Yelena, al principio, colaboró en la caricia, pero, repentinamente, separó su boca de la de él y exclamó:

—¡Sholto!—¿Qué pasa?

—¡Me había olvidado de que tenía que decirte algo!

—¿Tan importante es, que has interrumpido el beso?

—Creo que sí, Sholto. En realidad, vine a verte por eso, pero nos pusimos a hablar de lo otro y...

—¿De qué se trata, Yelena?

—De Jed Kolster.

—¿Qué pasa con Jed?

—¿No dijiste que anoche fue a divertirse con Tova y Lydia, la pareja de equilibristas?

—Sí, lo dije.

—¿Sabes con certeza que estuvo con ellas?

—Sí, él mismo me lo confirmó, hace un rato.

—¿Y te parece normal que, después de pasar la noche con dos mujeres tan explosivas como ésas, fuera a visitar a Ulla esta mañana?

Sholto respingó.

—¿Que fue a visitar a Ulla...?

—Lo vi entrar en su habitación con mis propios ojos.

—Bueno, quizá no fue a...

—Sí que debió ir a eso, porque estuvo con ella una media hora.

—Es increíble.

—Desde luego. Y, lo que ocurrió después, muy sospechoso.

—¿Qué ocurrió después, Yelena?

—Cuando Jed se marchó, fui a ver a Ulla. Llamé a la puerta varias veces, pero no me abrió.

¿No...?

—No, Sholto.

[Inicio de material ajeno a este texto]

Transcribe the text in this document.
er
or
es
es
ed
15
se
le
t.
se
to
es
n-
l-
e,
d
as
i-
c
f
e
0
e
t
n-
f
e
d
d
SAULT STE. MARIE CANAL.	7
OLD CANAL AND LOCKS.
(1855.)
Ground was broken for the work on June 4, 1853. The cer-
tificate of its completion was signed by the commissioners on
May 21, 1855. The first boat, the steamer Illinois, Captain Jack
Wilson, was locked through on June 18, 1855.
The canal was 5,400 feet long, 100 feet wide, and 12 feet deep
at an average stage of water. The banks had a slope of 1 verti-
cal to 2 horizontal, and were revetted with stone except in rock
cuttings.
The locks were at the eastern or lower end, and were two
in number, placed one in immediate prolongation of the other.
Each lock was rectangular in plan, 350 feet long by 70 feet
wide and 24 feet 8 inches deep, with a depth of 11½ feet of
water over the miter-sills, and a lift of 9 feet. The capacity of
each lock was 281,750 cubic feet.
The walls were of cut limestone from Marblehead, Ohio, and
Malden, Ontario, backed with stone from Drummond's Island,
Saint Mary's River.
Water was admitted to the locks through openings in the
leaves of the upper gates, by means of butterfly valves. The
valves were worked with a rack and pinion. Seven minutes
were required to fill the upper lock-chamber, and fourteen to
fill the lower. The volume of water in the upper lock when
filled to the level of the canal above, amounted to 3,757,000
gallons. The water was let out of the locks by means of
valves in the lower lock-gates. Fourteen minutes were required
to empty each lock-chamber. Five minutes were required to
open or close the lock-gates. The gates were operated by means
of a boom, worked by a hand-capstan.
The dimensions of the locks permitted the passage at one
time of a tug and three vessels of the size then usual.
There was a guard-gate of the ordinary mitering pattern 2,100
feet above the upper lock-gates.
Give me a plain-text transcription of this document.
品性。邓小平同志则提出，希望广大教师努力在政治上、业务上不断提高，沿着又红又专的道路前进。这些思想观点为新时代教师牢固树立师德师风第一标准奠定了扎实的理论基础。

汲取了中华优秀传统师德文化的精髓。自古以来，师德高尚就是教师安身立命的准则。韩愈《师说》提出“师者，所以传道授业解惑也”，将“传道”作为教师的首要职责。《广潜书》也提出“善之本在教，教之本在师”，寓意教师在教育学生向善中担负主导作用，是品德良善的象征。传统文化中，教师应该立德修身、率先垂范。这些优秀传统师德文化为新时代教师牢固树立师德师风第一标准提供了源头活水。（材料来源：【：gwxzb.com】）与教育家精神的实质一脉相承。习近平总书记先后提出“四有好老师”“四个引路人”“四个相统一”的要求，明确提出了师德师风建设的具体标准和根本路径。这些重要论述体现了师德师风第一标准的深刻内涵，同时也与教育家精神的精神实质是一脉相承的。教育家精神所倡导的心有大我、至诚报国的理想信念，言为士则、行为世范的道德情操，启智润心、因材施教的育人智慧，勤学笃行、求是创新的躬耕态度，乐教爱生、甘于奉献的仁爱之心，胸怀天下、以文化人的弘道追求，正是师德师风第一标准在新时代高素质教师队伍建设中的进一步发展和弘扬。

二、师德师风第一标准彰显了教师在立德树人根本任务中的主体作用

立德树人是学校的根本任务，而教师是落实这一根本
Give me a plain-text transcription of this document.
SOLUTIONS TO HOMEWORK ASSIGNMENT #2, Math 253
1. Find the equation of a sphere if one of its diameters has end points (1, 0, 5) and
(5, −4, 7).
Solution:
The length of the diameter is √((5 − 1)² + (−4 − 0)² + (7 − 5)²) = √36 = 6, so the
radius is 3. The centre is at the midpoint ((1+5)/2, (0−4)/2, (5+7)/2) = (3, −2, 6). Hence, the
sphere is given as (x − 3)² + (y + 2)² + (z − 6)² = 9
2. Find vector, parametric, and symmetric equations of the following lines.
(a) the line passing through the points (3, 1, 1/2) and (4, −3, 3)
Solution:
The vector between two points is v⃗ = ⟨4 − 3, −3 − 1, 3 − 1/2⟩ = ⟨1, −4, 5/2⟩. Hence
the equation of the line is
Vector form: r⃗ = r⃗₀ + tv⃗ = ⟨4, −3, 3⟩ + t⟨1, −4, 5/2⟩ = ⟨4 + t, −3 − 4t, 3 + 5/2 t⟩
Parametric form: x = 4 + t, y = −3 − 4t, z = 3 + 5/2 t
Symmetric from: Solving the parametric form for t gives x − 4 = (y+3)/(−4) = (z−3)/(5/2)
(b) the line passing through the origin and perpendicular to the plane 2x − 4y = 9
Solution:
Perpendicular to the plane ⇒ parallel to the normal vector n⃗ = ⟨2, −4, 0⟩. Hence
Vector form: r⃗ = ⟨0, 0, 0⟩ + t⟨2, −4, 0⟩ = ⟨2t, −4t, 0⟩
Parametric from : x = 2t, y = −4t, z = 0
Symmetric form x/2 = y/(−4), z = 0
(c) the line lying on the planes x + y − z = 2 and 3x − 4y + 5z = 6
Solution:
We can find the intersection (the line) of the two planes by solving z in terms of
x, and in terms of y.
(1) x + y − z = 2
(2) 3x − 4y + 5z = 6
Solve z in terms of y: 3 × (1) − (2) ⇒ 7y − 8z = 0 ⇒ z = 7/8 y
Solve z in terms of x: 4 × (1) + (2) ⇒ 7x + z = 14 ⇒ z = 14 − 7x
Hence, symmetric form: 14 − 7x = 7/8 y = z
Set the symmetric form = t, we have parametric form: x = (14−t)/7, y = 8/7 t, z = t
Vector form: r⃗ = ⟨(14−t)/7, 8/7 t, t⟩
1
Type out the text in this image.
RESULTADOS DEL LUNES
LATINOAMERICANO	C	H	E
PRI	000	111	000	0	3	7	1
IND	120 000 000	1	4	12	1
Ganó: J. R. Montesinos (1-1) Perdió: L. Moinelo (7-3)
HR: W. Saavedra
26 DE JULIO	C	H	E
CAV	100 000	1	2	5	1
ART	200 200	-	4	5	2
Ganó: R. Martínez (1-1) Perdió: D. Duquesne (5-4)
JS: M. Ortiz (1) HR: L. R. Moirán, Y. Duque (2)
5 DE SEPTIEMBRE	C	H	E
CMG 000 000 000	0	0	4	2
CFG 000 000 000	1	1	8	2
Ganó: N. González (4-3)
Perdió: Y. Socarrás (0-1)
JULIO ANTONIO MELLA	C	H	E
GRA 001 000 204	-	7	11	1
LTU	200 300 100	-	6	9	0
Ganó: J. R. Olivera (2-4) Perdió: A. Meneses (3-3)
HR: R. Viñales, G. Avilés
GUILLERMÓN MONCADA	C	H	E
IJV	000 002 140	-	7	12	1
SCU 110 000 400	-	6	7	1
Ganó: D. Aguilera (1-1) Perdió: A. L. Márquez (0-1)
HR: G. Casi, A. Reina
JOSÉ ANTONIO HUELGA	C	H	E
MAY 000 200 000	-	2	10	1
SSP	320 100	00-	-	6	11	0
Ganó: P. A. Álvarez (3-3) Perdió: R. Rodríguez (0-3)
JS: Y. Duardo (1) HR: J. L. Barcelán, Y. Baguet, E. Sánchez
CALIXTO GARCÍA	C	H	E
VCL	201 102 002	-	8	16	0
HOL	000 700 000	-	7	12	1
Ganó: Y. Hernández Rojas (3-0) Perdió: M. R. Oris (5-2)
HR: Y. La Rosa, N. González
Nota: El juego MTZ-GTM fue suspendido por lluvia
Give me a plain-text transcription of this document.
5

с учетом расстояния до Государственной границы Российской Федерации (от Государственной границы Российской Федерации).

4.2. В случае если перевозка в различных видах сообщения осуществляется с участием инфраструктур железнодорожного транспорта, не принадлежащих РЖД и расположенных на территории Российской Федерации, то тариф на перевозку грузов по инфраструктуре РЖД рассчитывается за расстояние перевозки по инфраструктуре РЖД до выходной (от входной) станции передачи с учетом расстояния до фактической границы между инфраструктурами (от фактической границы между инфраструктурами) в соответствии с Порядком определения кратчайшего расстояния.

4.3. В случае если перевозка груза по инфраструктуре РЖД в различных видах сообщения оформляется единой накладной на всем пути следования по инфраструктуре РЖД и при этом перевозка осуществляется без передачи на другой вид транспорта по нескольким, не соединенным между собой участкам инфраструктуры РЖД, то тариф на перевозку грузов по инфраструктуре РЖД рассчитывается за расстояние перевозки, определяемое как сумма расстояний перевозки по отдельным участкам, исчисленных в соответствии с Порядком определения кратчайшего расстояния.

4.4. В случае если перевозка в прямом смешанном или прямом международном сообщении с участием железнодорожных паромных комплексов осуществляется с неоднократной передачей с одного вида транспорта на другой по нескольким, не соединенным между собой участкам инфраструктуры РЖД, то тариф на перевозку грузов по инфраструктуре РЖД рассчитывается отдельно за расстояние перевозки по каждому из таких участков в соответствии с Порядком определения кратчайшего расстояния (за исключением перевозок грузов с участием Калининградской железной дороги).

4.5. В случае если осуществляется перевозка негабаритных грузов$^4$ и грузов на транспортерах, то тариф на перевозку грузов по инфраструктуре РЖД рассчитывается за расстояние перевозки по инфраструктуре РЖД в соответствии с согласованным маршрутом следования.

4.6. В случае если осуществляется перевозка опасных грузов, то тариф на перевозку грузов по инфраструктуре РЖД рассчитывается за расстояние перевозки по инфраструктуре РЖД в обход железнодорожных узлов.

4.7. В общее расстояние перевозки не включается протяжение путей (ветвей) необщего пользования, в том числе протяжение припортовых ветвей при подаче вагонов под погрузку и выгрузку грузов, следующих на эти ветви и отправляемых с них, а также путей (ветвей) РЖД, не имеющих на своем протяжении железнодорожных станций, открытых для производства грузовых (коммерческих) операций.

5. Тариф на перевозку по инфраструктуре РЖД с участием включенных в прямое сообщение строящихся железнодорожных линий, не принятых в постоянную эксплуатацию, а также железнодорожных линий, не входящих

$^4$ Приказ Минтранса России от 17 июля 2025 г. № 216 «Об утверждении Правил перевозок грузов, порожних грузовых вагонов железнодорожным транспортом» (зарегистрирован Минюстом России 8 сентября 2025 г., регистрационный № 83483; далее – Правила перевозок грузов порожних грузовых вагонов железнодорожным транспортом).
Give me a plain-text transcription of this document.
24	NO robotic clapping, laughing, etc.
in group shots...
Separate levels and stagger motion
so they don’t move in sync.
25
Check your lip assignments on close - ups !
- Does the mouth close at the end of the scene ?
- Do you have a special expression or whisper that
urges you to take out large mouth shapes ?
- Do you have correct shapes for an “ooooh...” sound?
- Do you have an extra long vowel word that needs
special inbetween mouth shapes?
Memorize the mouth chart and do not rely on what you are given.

Al principio, pensé que Ulla había vuelto a dormirse, pero pronto me convencí de que no podía ser esa la causa de que no abriera, y decidí venir a verte.

—¿Temes que le haya ocurrido algo?

—Es posible, Sholto. Jed Kolster llevaba un maletín en la mano, y parecía tener mucha prisa cuando salió de la habitación de Ulla. Me fijé también en la expresión de sus ojos, y no me gustó nada.

—¿Cómo era?

—Fría, extraña, sospechosa...

—¿No serán figuraciones tuyas, Yelena?

—Te aseguro que no. Sholto.

—¿Te vio Jed a ti?

—Por supuesto que no.

—Está bien, vamos.

—¿Al hotel Zulo?

—Sí.

* * *

Sholto Arkin y Yelena Dalzell se hallaban ya frente a la habitación de Ulla Okeland.

El propietario de El Gallo Plateado pulsó el timbre.

Una vez.

Dos.

Tres...

Ulla no abría.

Sholto estaba pensando ya en forzar la puerta, cuando Yelena dio un respingo y exclamó:

—¡Sholto!

Arkin giró la cabeza, descubriendo a Ulla Okeland.

Acababa de aparecer en el extremo del corredor y caminaba ya hacia ellos, muy tranquila y sonriente.